Como venait de voir DeChambeau dompter Winged Foot avec quatre rondes à la normale ou mieux, du jamais en cinq Omniums des États-Unis, pour terminer avec le plus bas pointage de l’histoire sur ce parcours, soit 274, six coups sous la normale, pour l’emporter par six coups.

DeChambeau est sur toutes les lèvres depuis la reprise des activités après une pause forcée de trois mois en raison de la COVID-19. C’est cette pause qui a obligé l’USGA à repousser le tournoi du mois de juin au mois de septembre, la semaine de son 27e anniversaire.

Il est imposant. Il est puissant. Ses coups de départ ont été énormes. Il a été tout ce qu’il avait promis qu’il serait. Et maintenant, il est un champion de l’Omnium des États-Unis qui a apporté des changements radicaux pour vivre des moments comme ceux-là.

Le changement ne garantit toutefois pas le succès.

« Il faut être conscient de ce risque, tenter d’être très intelligent en apportant ces importants changements, afin de minimiser au maximum les risques. Mais le risque est toujours présent, a noté Como. Il a risqué très gros. »

Il a ajouté 40 livres de muscles à sa charpente. DeChambeau pèse maintenant 235 livres et veut en peser 10 de plus. Il fallait maintenant ajuster cette nouvelle masse à un élan suffisamment puissant pour propulser une balle de golf à 200 milles à l’heure.

PHOTO JOHN LOCHER, ARCHIVES ASSOCIATED PRESS

Bryson DeChambeau lors de sa victoire à l'Omnium Shriners Hospitals For Children, en novembre 2018

Ça a fonctionné quand il a gagné à Detroit, au début de juillet, où 16 de ses coups de départ ont franchi au moins 350 verges. Ça a relativement bien fonctionné au Championnat de la PGA, quand ses deux rondes de 66 pendant le week-end lui ont permis de terminer à égalité en quatrième place.

Mater Winged Foot ? Pourquoi pas ?

« Je frappe le plus que je peux, a-t-il dit quelques jours avant le tournoi. Même de l’herbe longue, je peux envoyer la balle au début ou milieu du vert avec des cocheurs d’allée ou un fer-9. C’est la beauté d’avoir autant de distances dans ses bâtons. »

Malgré tout, il n’avait aucune assurance que son plan allait fonctionner.
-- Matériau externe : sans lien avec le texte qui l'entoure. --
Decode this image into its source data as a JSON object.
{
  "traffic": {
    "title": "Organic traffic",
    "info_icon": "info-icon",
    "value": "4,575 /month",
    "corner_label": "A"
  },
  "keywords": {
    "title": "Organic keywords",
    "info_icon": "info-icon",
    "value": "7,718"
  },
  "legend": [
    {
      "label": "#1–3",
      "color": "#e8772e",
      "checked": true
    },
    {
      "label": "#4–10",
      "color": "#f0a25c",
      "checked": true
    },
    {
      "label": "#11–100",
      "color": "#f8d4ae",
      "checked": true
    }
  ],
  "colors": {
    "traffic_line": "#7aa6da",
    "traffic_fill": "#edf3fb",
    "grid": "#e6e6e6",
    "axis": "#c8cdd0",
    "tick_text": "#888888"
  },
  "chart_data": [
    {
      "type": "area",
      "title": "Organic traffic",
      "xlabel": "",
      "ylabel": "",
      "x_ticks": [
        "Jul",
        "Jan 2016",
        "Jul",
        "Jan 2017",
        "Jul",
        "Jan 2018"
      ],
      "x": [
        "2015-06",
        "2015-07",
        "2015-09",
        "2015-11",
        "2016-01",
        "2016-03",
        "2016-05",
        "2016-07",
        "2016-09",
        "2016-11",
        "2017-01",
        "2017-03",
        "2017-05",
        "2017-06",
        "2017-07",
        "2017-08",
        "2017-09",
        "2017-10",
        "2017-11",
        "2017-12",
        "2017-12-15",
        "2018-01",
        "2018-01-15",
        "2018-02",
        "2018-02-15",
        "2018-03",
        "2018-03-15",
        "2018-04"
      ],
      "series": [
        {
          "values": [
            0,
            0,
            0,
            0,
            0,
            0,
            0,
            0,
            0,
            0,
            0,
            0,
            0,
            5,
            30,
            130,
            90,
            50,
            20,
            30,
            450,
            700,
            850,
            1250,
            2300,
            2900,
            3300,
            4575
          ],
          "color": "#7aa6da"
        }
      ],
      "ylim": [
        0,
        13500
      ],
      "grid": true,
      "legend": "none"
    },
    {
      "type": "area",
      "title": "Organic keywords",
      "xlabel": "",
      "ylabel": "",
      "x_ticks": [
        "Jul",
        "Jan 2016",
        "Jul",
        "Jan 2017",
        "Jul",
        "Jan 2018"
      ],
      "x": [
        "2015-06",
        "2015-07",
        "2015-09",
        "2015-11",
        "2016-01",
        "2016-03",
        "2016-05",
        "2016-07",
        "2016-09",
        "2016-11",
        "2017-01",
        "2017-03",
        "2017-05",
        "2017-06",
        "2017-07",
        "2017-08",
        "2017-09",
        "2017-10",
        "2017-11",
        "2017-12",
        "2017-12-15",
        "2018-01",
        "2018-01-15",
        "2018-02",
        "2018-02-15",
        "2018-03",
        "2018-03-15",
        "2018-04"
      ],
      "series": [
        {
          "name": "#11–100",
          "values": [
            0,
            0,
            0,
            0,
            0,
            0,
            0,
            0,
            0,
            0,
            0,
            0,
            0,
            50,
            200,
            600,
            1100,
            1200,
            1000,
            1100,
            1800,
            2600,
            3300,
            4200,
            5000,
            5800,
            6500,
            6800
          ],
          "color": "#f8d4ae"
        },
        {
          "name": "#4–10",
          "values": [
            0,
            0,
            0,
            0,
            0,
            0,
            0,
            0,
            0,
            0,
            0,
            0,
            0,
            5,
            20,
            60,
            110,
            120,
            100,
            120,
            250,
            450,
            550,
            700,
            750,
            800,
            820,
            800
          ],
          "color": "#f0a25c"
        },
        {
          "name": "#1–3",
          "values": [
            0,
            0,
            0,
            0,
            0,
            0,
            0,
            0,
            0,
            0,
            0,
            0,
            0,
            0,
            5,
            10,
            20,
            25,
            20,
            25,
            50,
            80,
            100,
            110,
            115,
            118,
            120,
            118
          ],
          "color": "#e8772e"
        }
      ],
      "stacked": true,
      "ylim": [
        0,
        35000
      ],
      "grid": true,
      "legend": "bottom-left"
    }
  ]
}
D’où l’importance d’avoir une équipe aussi dédiée à la tâche avec soi. Ce qui a sauvé ce plan, c’est la science.

« Il faut avoir un plan d’ensemble, mais aussi se fier aux essais et erreurs, a expliqué Como. Si vous laissez suffisamment de traces à chacune des étapes, vous ne vous perdez pas en cours de route. Grâce à la technologie, nous avons pu conserver les traces des changements dans son élan.

« Si ça déraille, vous savez où vous en étiez auparavant et vous pouvez revenir à ce point de départ. Vous aurez alors le loisir d’emprunter une nouvelle direction. »

Le produit final est le trophée de l’Omnium des États-Unis, preuve que le « scientifique fou » pourrait bien avoir trouvé quelque chose.

PHOTO BRAD PENNER, USA TODAY SPORTS

Sauf que DeChambeau n’a pas terminé son expérience.

Il compte expérimenter avec un bois no 1 de 48 pouces de long, ce qui pourrait bien l’aider à franchir la distance de 370 verges. Peut-être pas non plus, mais il va essayer tout ce qui pourrait le rendre meilleur.

On se rappellera qu’il s’est élancé de toutes ses forces pour obtenir cette victoire. Mais il a aussi exercé un merveilleux contrôle de ses fers et réussi ses roulés, une recette gagnante pour n’importe qui.

DeChambeau veut trouver le moindre petit avantage et il n’arrêtera pas avant de l’avoir découvert. Sa façon de faire n’est pas pour tous. Mais il espère inspirer d’autres golfeurs qui n’auront pas peur d’essayer quelque chose de différent. Même si ça n’a jamais été tenté auparavant.